MIGRANT WORKERS IN PETERBOROUGH: HATE CRIME AND HOUSING (uk)
BBC Look East has been examining issues surrounding immigration and migrant workers in the East of England.
16/8/2010- In Peterborough, many of those filmed continue to live in makeshift tent encampments or in garden shed. Others live in sub-standard, unregistered, rented accommodation and pay for that privilege. Reporters Emma Baugh and Fatima Manji also examined the lack of government funding for essential services and discovered an increase in hate crime.
Migrant tent encampments
PCSOs Lucie Vaclavikova and Leanne Temperton were filmed as they investigated the number of migrant workers living rough in Peterborough. One Polish worker was being moved on for the second time. He explained that he was now planning to move to Manchester where he had heard that it was easier to find a job. Some of the encampments were well-hidden in the undergrowth, but in the middle of Peterborough's busy Boongate roundabout, tents had been pitched and their occupants said they did not intend to move. They said that conditions there were still better than in their own country.
East immigration pressures grow
In the past five years, the number of migrant workers in the eastern region has increased by 60%. In Peterborough, one in every five workers was born overseas. At Fulbridge Primary School in the city, the pupils speak 27 different languages. Ian Erskine is the head teacher. He said that the school was having to turn away one family every day because so many people were moving to the area and wanting to enrol their children at the school. Local MPs have urged central government to provide more funding to help cover the increasing costs of education, healthcare and policing. Stewart Jackson, the Conservative MP for Peterborough, said: "Cambridgeshire has had to bear the burden and has had a pretty rough deal."

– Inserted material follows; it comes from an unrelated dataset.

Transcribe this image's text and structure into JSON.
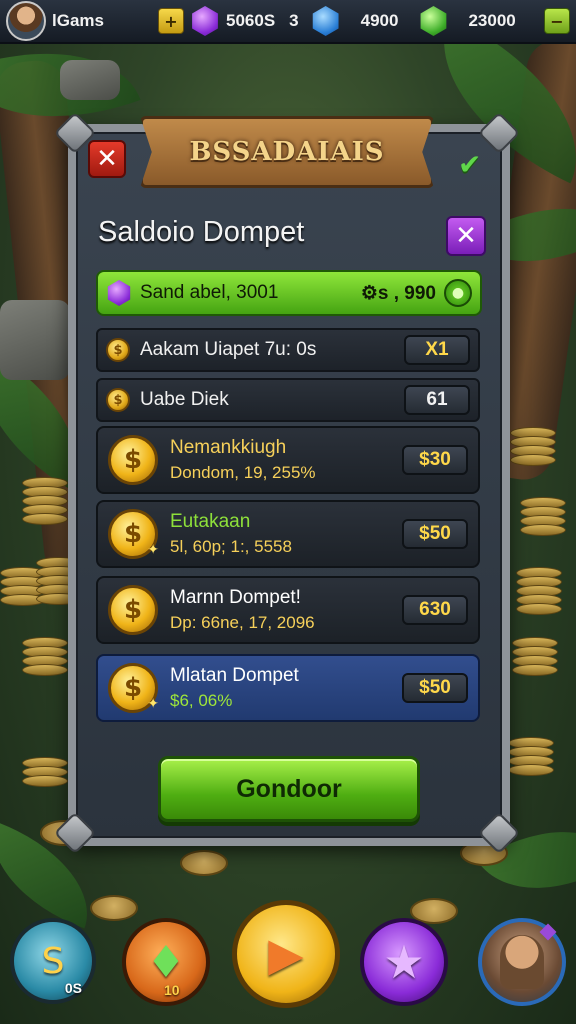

Hate crime in a 'vibrant melting pot'
In the past year there were 600 reports of hate crime in Peterborough. Of these, 170 occurred in schools. Asta Remezaite moved from Lithuania to Peterborough six years ago. She had no problems for the first five years, but in recent months she believes she has become a victim of hate crime. She has experienced verbal abuse, eggs have been thrown at her home and her car has been vandalised on several occasions. Mahebub Ladha is the director of Peterborough Racial Equality Council. He said: "There is no doubt in my mind that race relations in Peterborough are not as good as they were, even 10 years ago." The council said negative publicity about migrant workers and increased pressure on essential services had contributed to the situation.
Poor housing conditions
Housing officers from Peterborough City Council have discovered that many migrant workers are living in unsuitable conditions in rented accommodation. They said that private landlords were exploiting foreign workers, many of whom did not know their rights and struggled with the language. Locating unregistered properties and tracking down landlords is a slow process. The council's enforcement officers usually have to rely on the tenants for information about their landlords, and this often requires the use of translators. Jo Hodges, from the council, said: "We have to make sure that we explain very carefully and make sure that they understand everything."
The population surge
Across the East, there has been a surge in population due largely to an influx of migrant workers from Europe. Skilled migrant workers from non-EU countries said they may be forced to leave under new plans to limit the number of foreign workers in the UK. But the government's proposed cap on immigration will not affect those coming to the UK from EU member countries, and therefore may not fully address the problems of an increased population in this region.